Alexandre Kantorow avait carte blanche. Sa brillante carrière internationale, ses concerts, ses voyages lui permettent de croiser les plus grands musiciens de la planète, partenaires potentiels pour toutes les déclinaisons de musique de chambre (Duo, Trio, Quatuor…) ou de musique concertante (Concerto pour piano…). Il avait donc un choix très exhaustif pour la constitution d’ensembles instrumentaux.

Pour le programme aussi, Kantorow, pianiste surdoué, n’ayant pas de limites stylistiques, avait un choix très éclectique. Premier pianiste français à remporter le 1er Prix du prestigieux Concours Tchaïkovski, Alexandre Kantorow est un pianiste brillant, une grande technique au service d’une musicale profonde, un toucher exceptionnel, certainement l’un des plus beaux, actuellement. Pour cette soirée, il était entouré de son ami et confrère Lucas Debargue, pianiste très talentueux, de trois ans son aîné, explorant des univers très larges, aimant les ponts entre les divers arts.

Alexandre Kantorow et Lucas Debargue, deux pianos enlacés pour une prestation spectaculaire: Claude Debussy, Nocturnes (Nuages, Fêtes, Sirènes) arrangé pour 2 pianos par Maurice Ravel.

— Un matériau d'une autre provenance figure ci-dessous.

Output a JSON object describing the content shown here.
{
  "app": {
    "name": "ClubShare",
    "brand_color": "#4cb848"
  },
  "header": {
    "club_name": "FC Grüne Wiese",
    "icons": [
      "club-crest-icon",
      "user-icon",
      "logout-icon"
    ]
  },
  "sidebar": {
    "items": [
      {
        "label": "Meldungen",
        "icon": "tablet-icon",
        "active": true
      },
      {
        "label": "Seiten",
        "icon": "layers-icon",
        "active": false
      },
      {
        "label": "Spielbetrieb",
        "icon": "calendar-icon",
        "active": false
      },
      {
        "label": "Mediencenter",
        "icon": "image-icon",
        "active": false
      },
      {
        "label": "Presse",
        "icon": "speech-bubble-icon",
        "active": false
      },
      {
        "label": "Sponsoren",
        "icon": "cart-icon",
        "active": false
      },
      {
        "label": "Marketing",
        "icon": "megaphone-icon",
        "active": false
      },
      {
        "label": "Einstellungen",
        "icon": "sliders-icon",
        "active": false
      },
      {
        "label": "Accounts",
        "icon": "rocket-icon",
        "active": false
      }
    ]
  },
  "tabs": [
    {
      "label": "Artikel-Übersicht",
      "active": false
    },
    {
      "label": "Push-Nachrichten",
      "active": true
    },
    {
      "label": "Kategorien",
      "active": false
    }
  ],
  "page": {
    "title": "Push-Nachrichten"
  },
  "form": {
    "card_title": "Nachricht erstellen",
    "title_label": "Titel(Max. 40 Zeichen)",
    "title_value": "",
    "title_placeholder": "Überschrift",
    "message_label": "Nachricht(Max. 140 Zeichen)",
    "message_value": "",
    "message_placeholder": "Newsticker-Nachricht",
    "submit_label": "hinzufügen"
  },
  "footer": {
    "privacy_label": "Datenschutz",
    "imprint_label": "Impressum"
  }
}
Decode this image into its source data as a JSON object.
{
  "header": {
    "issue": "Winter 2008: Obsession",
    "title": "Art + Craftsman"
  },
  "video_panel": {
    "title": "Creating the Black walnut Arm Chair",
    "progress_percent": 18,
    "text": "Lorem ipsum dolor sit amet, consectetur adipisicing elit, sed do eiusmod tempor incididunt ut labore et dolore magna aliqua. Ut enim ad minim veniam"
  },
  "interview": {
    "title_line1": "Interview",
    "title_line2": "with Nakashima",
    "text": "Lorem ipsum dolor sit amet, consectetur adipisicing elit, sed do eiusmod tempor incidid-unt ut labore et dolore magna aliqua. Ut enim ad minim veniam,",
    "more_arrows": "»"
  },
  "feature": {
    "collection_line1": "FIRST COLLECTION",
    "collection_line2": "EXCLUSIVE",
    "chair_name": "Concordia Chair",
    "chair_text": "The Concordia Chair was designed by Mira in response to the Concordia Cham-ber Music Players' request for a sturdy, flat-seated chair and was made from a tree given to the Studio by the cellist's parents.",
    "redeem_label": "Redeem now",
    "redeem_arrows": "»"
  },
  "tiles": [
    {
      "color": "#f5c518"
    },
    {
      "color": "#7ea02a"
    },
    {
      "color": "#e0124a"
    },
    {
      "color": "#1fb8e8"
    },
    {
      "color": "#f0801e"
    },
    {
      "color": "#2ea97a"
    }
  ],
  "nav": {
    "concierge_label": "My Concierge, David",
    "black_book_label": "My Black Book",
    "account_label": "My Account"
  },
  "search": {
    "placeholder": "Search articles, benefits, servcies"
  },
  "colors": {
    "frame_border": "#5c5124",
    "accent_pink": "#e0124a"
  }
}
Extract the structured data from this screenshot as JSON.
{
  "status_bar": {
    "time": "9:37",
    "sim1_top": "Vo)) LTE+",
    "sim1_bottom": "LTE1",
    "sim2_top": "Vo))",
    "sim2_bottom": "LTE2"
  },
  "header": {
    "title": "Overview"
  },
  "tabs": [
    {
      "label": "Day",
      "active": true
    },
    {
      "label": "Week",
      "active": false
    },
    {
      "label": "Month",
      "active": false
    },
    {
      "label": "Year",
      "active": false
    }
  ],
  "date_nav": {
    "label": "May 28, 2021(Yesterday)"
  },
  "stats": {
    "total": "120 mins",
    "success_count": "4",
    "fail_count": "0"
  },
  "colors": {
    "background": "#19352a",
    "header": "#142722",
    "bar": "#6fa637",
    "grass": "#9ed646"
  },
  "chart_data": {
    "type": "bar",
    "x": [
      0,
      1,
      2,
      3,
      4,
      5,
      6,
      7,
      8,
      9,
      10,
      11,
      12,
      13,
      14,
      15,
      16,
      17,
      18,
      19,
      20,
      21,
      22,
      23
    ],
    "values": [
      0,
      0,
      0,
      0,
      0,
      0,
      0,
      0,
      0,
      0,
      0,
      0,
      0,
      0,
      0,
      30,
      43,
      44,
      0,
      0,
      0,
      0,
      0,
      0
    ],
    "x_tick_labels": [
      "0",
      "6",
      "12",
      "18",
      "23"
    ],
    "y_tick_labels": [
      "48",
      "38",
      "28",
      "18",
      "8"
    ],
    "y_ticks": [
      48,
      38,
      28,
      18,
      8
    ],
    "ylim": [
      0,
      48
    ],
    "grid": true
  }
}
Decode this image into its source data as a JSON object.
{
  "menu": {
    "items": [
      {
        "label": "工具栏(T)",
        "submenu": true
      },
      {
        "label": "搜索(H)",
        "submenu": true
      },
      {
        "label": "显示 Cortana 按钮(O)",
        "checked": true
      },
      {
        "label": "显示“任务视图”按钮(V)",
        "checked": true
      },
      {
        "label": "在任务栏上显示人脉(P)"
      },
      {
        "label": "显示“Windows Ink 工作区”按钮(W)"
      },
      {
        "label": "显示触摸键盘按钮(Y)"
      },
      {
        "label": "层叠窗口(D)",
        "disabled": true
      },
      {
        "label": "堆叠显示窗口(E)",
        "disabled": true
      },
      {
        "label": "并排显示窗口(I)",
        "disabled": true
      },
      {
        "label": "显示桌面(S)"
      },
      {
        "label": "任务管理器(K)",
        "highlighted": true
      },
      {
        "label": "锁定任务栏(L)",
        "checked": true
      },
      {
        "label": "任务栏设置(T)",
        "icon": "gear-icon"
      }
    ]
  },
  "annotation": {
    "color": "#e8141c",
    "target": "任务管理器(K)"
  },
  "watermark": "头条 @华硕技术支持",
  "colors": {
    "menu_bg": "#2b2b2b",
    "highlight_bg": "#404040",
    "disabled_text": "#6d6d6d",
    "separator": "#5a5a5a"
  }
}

Nuages, le génial orchestrateur qu’est Maurice Ravel sait retrouver lé détail de la lumière debussyste; les bassons, clarinettes, hautbois, flûtes de l’entrée, dans une écriture d’accords en miroir, quintes et tierces parallèles, apparaissent, ici, sous de majestueux accords au piano d’Alexandre Kantorow, motifs très expressifs repriss par Lucas Debargue dans un jeu subtil de relais impressionniste. Equilibre des intensités, des changements de rythmes, dans un tempo 4/4 immuable et modéré. Fêtes, animé et très rythmé, est un déferlement de triolets de croches, thème bondissant, précédant un mouvement de marche, comme un défilé, annonçant la reprise virtuose du thème initial. Sirènes, sur une mesure à 4 temps ternaire (12/8) permet aux claviers d’explorer toutes les palettes de l’orchestre avec seulement deux pianos, dans un espace élargi (12 croches par mesure); les nombreux silences donnent un effet théâtral saisissant. Les deux pianistes ne font qu’un dans ces trois tableaux. Magistral.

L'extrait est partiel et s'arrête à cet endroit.